Litigation affecting housing

Ms. Helen Ankrah (right), Head of Ghana Institute of Housing, addressing the press conference. With her is Mr. Frank Anderson(left) Communication Director of GIH.                                                                                            Photo:Mercy Amparbeng

Ms. Helen Ankrah (right), Head of Ghana Institute of Housing, addressing the press conference. With her is Mr. Frank Anderson(left) Communication Director of GIH. Photo:Mercy Amparbeng

The head of Ghana Institute of Housing (GIH), Ms. Helen Ankrah, has described land litigation as a bane of sustainable housing development in the country.

According to her, matters on ownership and sale of land were hampering sustainable housing and called for comprehensive strategies by the Ministry of Water Resources, Works and Housing to address such challenges.

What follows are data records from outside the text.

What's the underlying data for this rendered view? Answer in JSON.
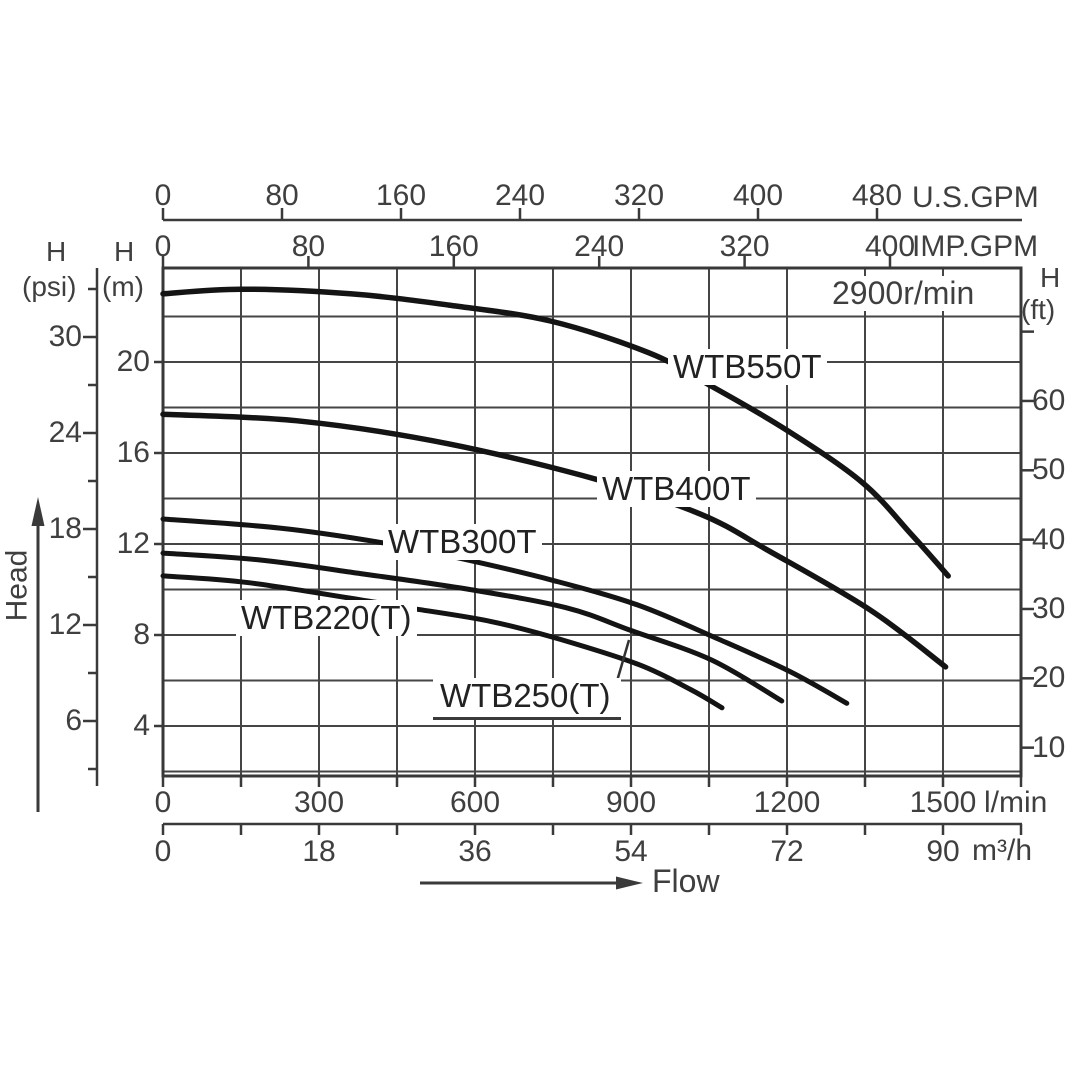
{
  "chart": {
    "annotation": "2900r/min",
    "flow_arrow_label": "Flow",
    "head_arrow_label": "Head",
    "axes": {
      "us_gpm": {
        "unit": "U.S.GPM",
        "ticks": [
          0,
          80,
          160,
          240,
          320,
          400,
          480
        ]
      },
      "imp_gpm": {
        "unit": "IMP.GPM",
        "ticks": [
          0,
          80,
          160,
          240,
          320,
          400
        ]
      },
      "l_min": {
        "unit": "l/min",
        "ticks": [
          0,
          300,
          600,
          900,
          1200,
          1500
        ]
      },
      "m3_h": {
        "unit": "m³/h",
        "ticks": [
          0,
          18,
          36,
          54,
          72,
          90
        ]
      },
      "head_psi": {
        "h": "H",
        "unit": "(psi)",
        "ticks": [
          30,
          24,
          18,
          12,
          6
        ],
        "minor_ticks": [
          33,
          27,
          21,
          15,
          9,
          3
        ]
      },
      "head_m": {
        "h": "H",
        "unit": "(m)",
        "ticks": [
          20,
          16,
          12,
          8,
          4
        ]
      },
      "head_ft": {
        "h": "H",
        "unit": "(ft)",
        "ticks": [
          60,
          50,
          40,
          30,
          20,
          10
        ],
        "unlabeled_tick": 70
      }
    },
    "colors": {
      "line": "#141414",
      "grid": "#454545",
      "text": "#3f3f3f",
      "background": "#ffffff"
    }
  },
  "chart_data": {
    "type": "line",
    "title": "",
    "annotation": "2900r/min",
    "grid": "on",
    "xlabel": "Flow",
    "ylabel": "Head",
    "x_unit": "l/min",
    "y_unit": "m",
    "x_range_l_min": [
      0,
      1650
    ],
    "y_range_m": [
      2,
      24
    ],
    "x_axes_ticks": {
      "US_GPM": [
        0,
        80,
        160,
        240,
        320,
        400,
        480
      ],
      "IMP_GPM": [
        0,
        80,
        160,
        240,
        320,
        400
      ],
      "l_min": [
        0,
        300,
        600,
        900,
        1200,
        1500
      ],
      "m3_h": [
        0,
        18,
        36,
        54,
        72,
        90
      ]
    },
    "y_axes_ticks": {
      "psi": [
        30,
        24,
        18,
        12,
        6
      ],
      "m": [
        20,
        16,
        12,
        8,
        4
      ],
      "ft": [
        60,
        50,
        40,
        30,
        20,
        10
      ]
    },
    "series": [
      {
        "name": "WTB550T",
        "points": [
          [
            0,
            23.0
          ],
          [
            150,
            23.2
          ],
          [
            360,
            23.0
          ],
          [
            550,
            22.5
          ],
          [
            745,
            21.8
          ],
          [
            935,
            20.4
          ],
          [
            1050,
            19.0
          ],
          [
            1200,
            17.0
          ],
          [
            1345,
            14.7
          ],
          [
            1440,
            12.4
          ],
          [
            1510,
            10.6
          ]
        ]
      },
      {
        "name": "WTB400T",
        "points": [
          [
            0,
            17.7
          ],
          [
            265,
            17.4
          ],
          [
            550,
            16.4
          ],
          [
            840,
            14.8
          ],
          [
            1035,
            13.3
          ],
          [
            1165,
            11.7
          ],
          [
            1360,
            9.1
          ],
          [
            1505,
            6.6
          ]
        ]
      },
      {
        "name": "WTB300T",
        "points": [
          [
            0,
            13.1
          ],
          [
            225,
            12.7
          ],
          [
            410,
            12.1
          ],
          [
            565,
            11.4
          ],
          [
            750,
            10.4
          ],
          [
            915,
            9.3
          ],
          [
            1070,
            7.8
          ],
          [
            1205,
            6.4
          ],
          [
            1315,
            5.0
          ]
        ]
      },
      {
        "name": "WTB250(T)",
        "points": [
          [
            0,
            11.6
          ],
          [
            185,
            11.3
          ],
          [
            380,
            10.7
          ],
          [
            590,
            10.0
          ],
          [
            775,
            9.2
          ],
          [
            900,
            8.2
          ],
          [
            1055,
            6.9
          ],
          [
            1190,
            5.1
          ]
        ]
      },
      {
        "name": "WTB220(T)",
        "points": [
          [
            0,
            10.6
          ],
          [
            165,
            10.3
          ],
          [
            405,
            9.45
          ],
          [
            470,
            9.2
          ],
          [
            630,
            8.6
          ],
          [
            765,
            7.8
          ],
          [
            915,
            6.7
          ],
          [
            1015,
            5.6
          ],
          [
            1075,
            4.8
          ]
        ]
      }
    ]
  }
}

“We need to address the 1.7 million housing deficit. To do this, government should first ensure that the problem of land litigation revolving around most lands allocated for development be resolved to help developers who are partnering government to solve the housing problem she said.

Ms. Ankrah, made the observation in Accra yesterday, when she addressed a press conference held ahead of a three-day housing conference stated for September 23 to 25.

Under the theme,“Ghana must build again, using coherent strategies for a sustainable housing delivery”, the conference is expected to draw many industry players from Ghana and international community to discuss issues confronting the housing sector.

Ms. Ankrah, who is also a principal housing consultant at Consult Alliance of African Social Housing (ConsultASH Ltd), said there was the urgent need for a comprehensive strategic plan to tackle the existing housing deficit.

She said though government had made strides in developing a housing policy that aimed at providing affordable housing for middle and lower income earners, there should be a strategic plan to back it.

“This plan should include means of stamping out litigations on land allocated for development. There should be a clear statement on who is supposed to own a land and which land is supposed to be sold”, she said.

Ms. Ankrah said “the ministry has an action plan but it needs a comprehensive strategic plan to support it”.

“She asked government to task local assemblies to collate number of people in need of houses through a need assessment at various communities and later vet them for development by government and private developer.

Ms. Ankrah said such a plan should be consolidated into a law that would be binding on estate developers and any person who would want to build in the country.

A senior lecturer at London South Bank University, Ms. Diane Paice, said besides land problems therefore there was the need to look at affordable housing.

She urged government to strengthen its public private partnership, to bring on board more private developers, to build more houses for Ghanaians.